Döngüsel ekonomi içinde projeler üretmek mümkündür. Bazı akademisyenler pille depolama yerine hidrojen üzerinden işlem yapmanın daha uygun olduğu görüşündedir.
Bu kapsamda önerilen hususlardan birisi mikro nükleer santrallerin desteklenmesidir. Herkeste farkındalık oluşturmada önemli bir görevi üstlenecektir.
Çevreyi korumak için elektrikli arabalar teşvik edilmektedir, ancak o arabaların kullandığı elektriği üreten santrallerin çevreye zarar vermesi bir anlam taşımaz.
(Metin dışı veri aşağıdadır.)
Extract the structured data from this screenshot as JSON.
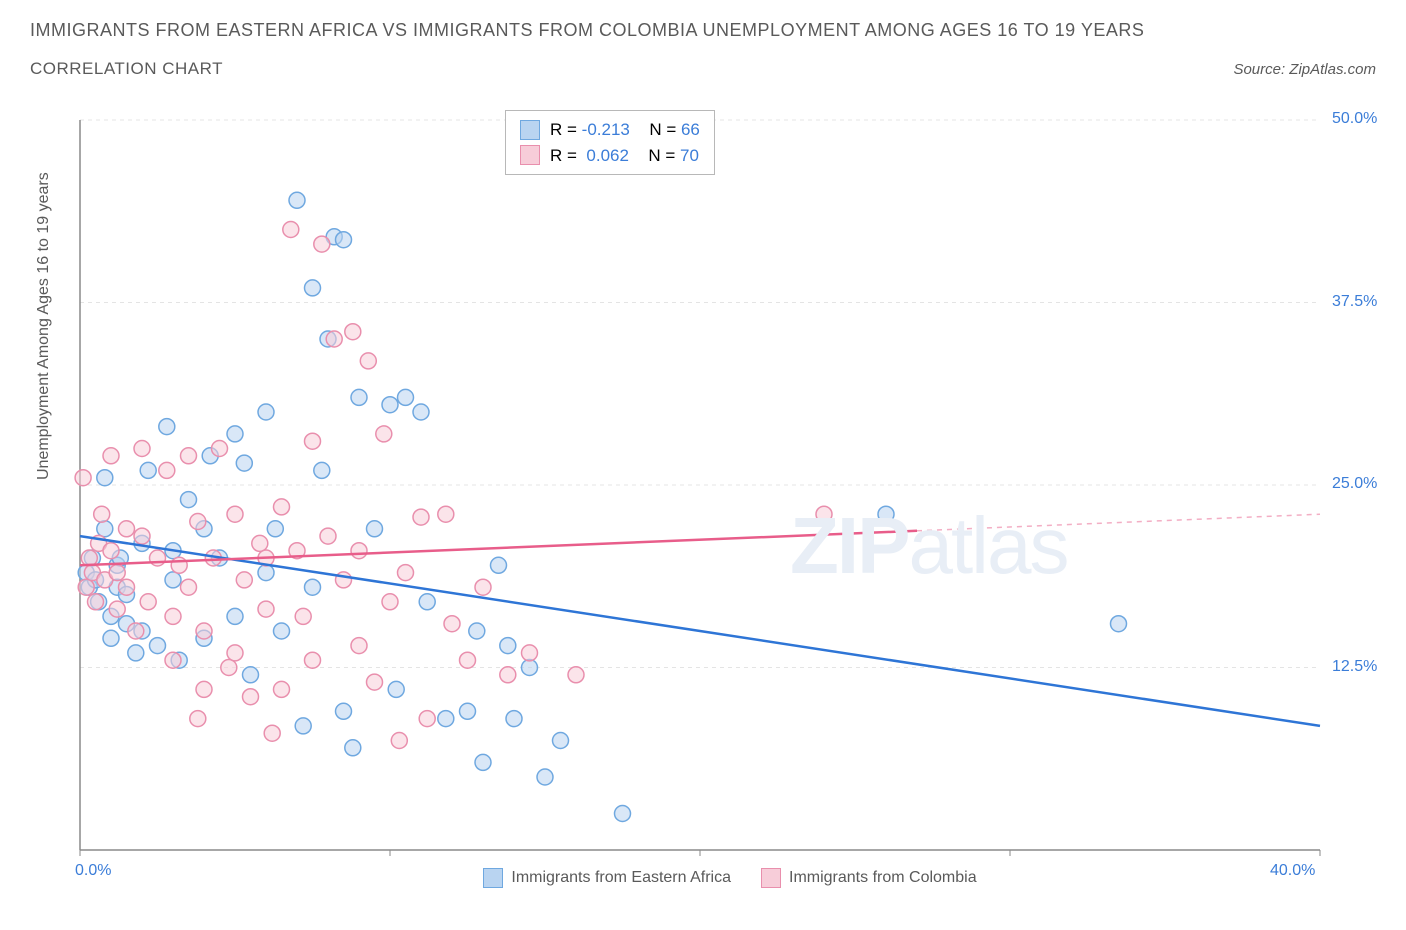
{
  "header": {
    "title_line1": "IMMIGRANTS FROM EASTERN AFRICA VS IMMIGRANTS FROM COLOMBIA UNEMPLOYMENT AMONG AGES 16 TO 19 YEARS",
    "title_line2": "CORRELATION CHART",
    "source": "Source: ZipAtlas.com"
  },
  "watermark": {
    "bold": "ZIP",
    "light": "atlas"
  },
  "chart": {
    "type": "scatter",
    "y_axis_label": "Unemployment Among Ages 16 to 19 years",
    "background_color": "#ffffff",
    "grid_color": "#e4e4e4",
    "axis_color": "#8a8a8a",
    "tick_label_color": "#3b7dd8",
    "xlim": [
      0,
      40
    ],
    "ylim": [
      0,
      50
    ],
    "xticks": [
      0,
      10,
      20,
      30,
      40
    ],
    "xtick_labels": [
      "0.0%",
      "",
      "",
      "",
      "40.0%"
    ],
    "yticks": [
      12.5,
      25.0,
      37.5,
      50.0
    ],
    "ytick_labels": [
      "12.5%",
      "25.0%",
      "37.5%",
      "50.0%"
    ],
    "marker_radius": 8,
    "marker_stroke_width": 1.5,
    "series": [
      {
        "name": "Immigrants from Eastern Africa",
        "fill": "#b9d4f1",
        "stroke": "#6fa8e0",
        "swatch_border": "#6fa8e0",
        "line_color": "#2e75d6",
        "trend": {
          "y_at_x0": 21.5,
          "y_at_xmax": 8.5,
          "x_solid_end": 40
        },
        "stats": {
          "R": "-0.213",
          "N": "66"
        },
        "points": [
          [
            0.2,
            19.0
          ],
          [
            0.3,
            18.0
          ],
          [
            0.4,
            20.0
          ],
          [
            0.5,
            18.5
          ],
          [
            0.6,
            17.0
          ],
          [
            0.8,
            22.0
          ],
          [
            0.8,
            25.5
          ],
          [
            1.0,
            16.0
          ],
          [
            1.0,
            14.5
          ],
          [
            1.2,
            18.0
          ],
          [
            1.2,
            19.5
          ],
          [
            1.3,
            20.0
          ],
          [
            1.5,
            15.5
          ],
          [
            1.5,
            17.5
          ],
          [
            2.0,
            21.0
          ],
          [
            2.0,
            15.0
          ],
          [
            2.2,
            26.0
          ],
          [
            2.5,
            14.0
          ],
          [
            2.8,
            29.0
          ],
          [
            3.0,
            18.5
          ],
          [
            3.0,
            20.5
          ],
          [
            3.2,
            13.0
          ],
          [
            3.5,
            24.0
          ],
          [
            4.0,
            22.0
          ],
          [
            4.0,
            14.5
          ],
          [
            4.2,
            27.0
          ],
          [
            4.5,
            20.0
          ],
          [
            5.0,
            28.5
          ],
          [
            5.0,
            16.0
          ],
          [
            5.3,
            26.5
          ],
          [
            5.5,
            12.0
          ],
          [
            6.0,
            19.0
          ],
          [
            6.0,
            30.0
          ],
          [
            6.3,
            22.0
          ],
          [
            6.5,
            15.0
          ],
          [
            7.0,
            44.5
          ],
          [
            7.2,
            8.5
          ],
          [
            7.5,
            38.5
          ],
          [
            7.5,
            18.0
          ],
          [
            7.8,
            26.0
          ],
          [
            8.0,
            35.0
          ],
          [
            8.2,
            42.0
          ],
          [
            8.5,
            41.8
          ],
          [
            8.5,
            9.5
          ],
          [
            8.8,
            7.0
          ],
          [
            9.0,
            31.0
          ],
          [
            9.5,
            22.0
          ],
          [
            10.0,
            30.5
          ],
          [
            10.2,
            11.0
          ],
          [
            10.5,
            31.0
          ],
          [
            11.0,
            30.0
          ],
          [
            11.2,
            17.0
          ],
          [
            11.8,
            9.0
          ],
          [
            12.5,
            9.5
          ],
          [
            12.8,
            15.0
          ],
          [
            13.0,
            6.0
          ],
          [
            13.5,
            19.5
          ],
          [
            13.8,
            14.0
          ],
          [
            14.0,
            9.0
          ],
          [
            14.5,
            12.5
          ],
          [
            15.0,
            5.0
          ],
          [
            15.5,
            7.5
          ],
          [
            17.5,
            2.5
          ],
          [
            26.0,
            23.0
          ],
          [
            33.5,
            15.5
          ],
          [
            1.8,
            13.5
          ]
        ]
      },
      {
        "name": "Immigrants from Colombia",
        "fill": "#f7cdd9",
        "stroke": "#e98fad",
        "swatch_border": "#e98fad",
        "line_color": "#e85d8a",
        "trend": {
          "y_at_x0": 19.5,
          "y_at_xmax": 23.0,
          "x_solid_end": 27
        },
        "stats": {
          "R": "0.062",
          "N": "70"
        },
        "points": [
          [
            0.1,
            25.5
          ],
          [
            0.2,
            18.0
          ],
          [
            0.3,
            20.0
          ],
          [
            0.4,
            19.0
          ],
          [
            0.5,
            17.0
          ],
          [
            0.6,
            21.0
          ],
          [
            0.7,
            23.0
          ],
          [
            0.8,
            18.5
          ],
          [
            1.0,
            20.5
          ],
          [
            1.0,
            27.0
          ],
          [
            1.2,
            19.0
          ],
          [
            1.2,
            16.5
          ],
          [
            1.5,
            22.0
          ],
          [
            1.5,
            18.0
          ],
          [
            1.8,
            15.0
          ],
          [
            2.0,
            21.5
          ],
          [
            2.0,
            27.5
          ],
          [
            2.2,
            17.0
          ],
          [
            2.5,
            20.0
          ],
          [
            2.8,
            26.0
          ],
          [
            3.0,
            16.0
          ],
          [
            3.0,
            13.0
          ],
          [
            3.2,
            19.5
          ],
          [
            3.5,
            27.0
          ],
          [
            3.5,
            18.0
          ],
          [
            3.8,
            22.5
          ],
          [
            4.0,
            15.0
          ],
          [
            4.0,
            11.0
          ],
          [
            4.3,
            20.0
          ],
          [
            4.5,
            27.5
          ],
          [
            4.8,
            12.5
          ],
          [
            5.0,
            23.0
          ],
          [
            5.0,
            13.5
          ],
          [
            5.3,
            18.5
          ],
          [
            5.5,
            10.5
          ],
          [
            5.8,
            21.0
          ],
          [
            6.0,
            16.5
          ],
          [
            6.0,
            20.0
          ],
          [
            6.2,
            8.0
          ],
          [
            6.5,
            11.0
          ],
          [
            6.5,
            23.5
          ],
          [
            6.8,
            42.5
          ],
          [
            7.0,
            20.5
          ],
          [
            7.2,
            16.0
          ],
          [
            7.5,
            28.0
          ],
          [
            7.5,
            13.0
          ],
          [
            7.8,
            41.5
          ],
          [
            8.0,
            21.5
          ],
          [
            8.2,
            35.0
          ],
          [
            8.5,
            18.5
          ],
          [
            8.8,
            35.5
          ],
          [
            9.0,
            20.5
          ],
          [
            9.0,
            14.0
          ],
          [
            9.3,
            33.5
          ],
          [
            9.5,
            11.5
          ],
          [
            9.8,
            28.5
          ],
          [
            10.0,
            17.0
          ],
          [
            10.3,
            7.5
          ],
          [
            10.5,
            19.0
          ],
          [
            11.0,
            22.8
          ],
          [
            11.2,
            9.0
          ],
          [
            11.8,
            23.0
          ],
          [
            12.0,
            15.5
          ],
          [
            12.5,
            13.0
          ],
          [
            13.0,
            18.0
          ],
          [
            13.8,
            12.0
          ],
          [
            14.5,
            13.5
          ],
          [
            16.0,
            12.0
          ],
          [
            24.0,
            23.0
          ],
          [
            3.8,
            9.0
          ]
        ]
      }
    ]
  },
  "labels": {
    "R_prefix": "R = ",
    "N_prefix": "N = "
  }
}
Dolayısıyla çevreye zarar vermeyecek enerji üretilmesi de gerekmektedir. Aynı zamanda bu durum Türkiye'nin enerji ithalatından kaynaklanan cari açığının da kapatılmasına imkan sağlayacaktır.
Böylece, Türkiye'de teknolojinin yenilenmesi ihracat imkanların araştırılması ve mekanizmaların ortaya konulması, koordinasyon oluşturulması üzerinde durulmaktadır.
Dünyada iki derecelik bir ısınmada fosil yakıtların etkisi bu konuda alınacak tedbirler karbon piyasasının oluşturulması üzerinde durulmuştur. Böylece dünyada karbon piyasasının 104 milyar avro bunun 75 milyar eurosu emisyon geri kazanma karbon vergisidir. Avrupa'da 1 ton karbon 105 euro ama şimdi 48 euroya düşmüştür.
Türkiye'de de karbon borsasının kurulmasına çalışılmaktadır; yeşil dönüşüm üzerinde durulmaktadır. Karbon salınım miktarının azaltılması özellikle imalat sektöründe proseslerin yenilenmesi üzerinde durulmaktadır. Tabii ki burada fosil yakıt üreten ihraç eden ülkelerin durumu önem taşımaktadır.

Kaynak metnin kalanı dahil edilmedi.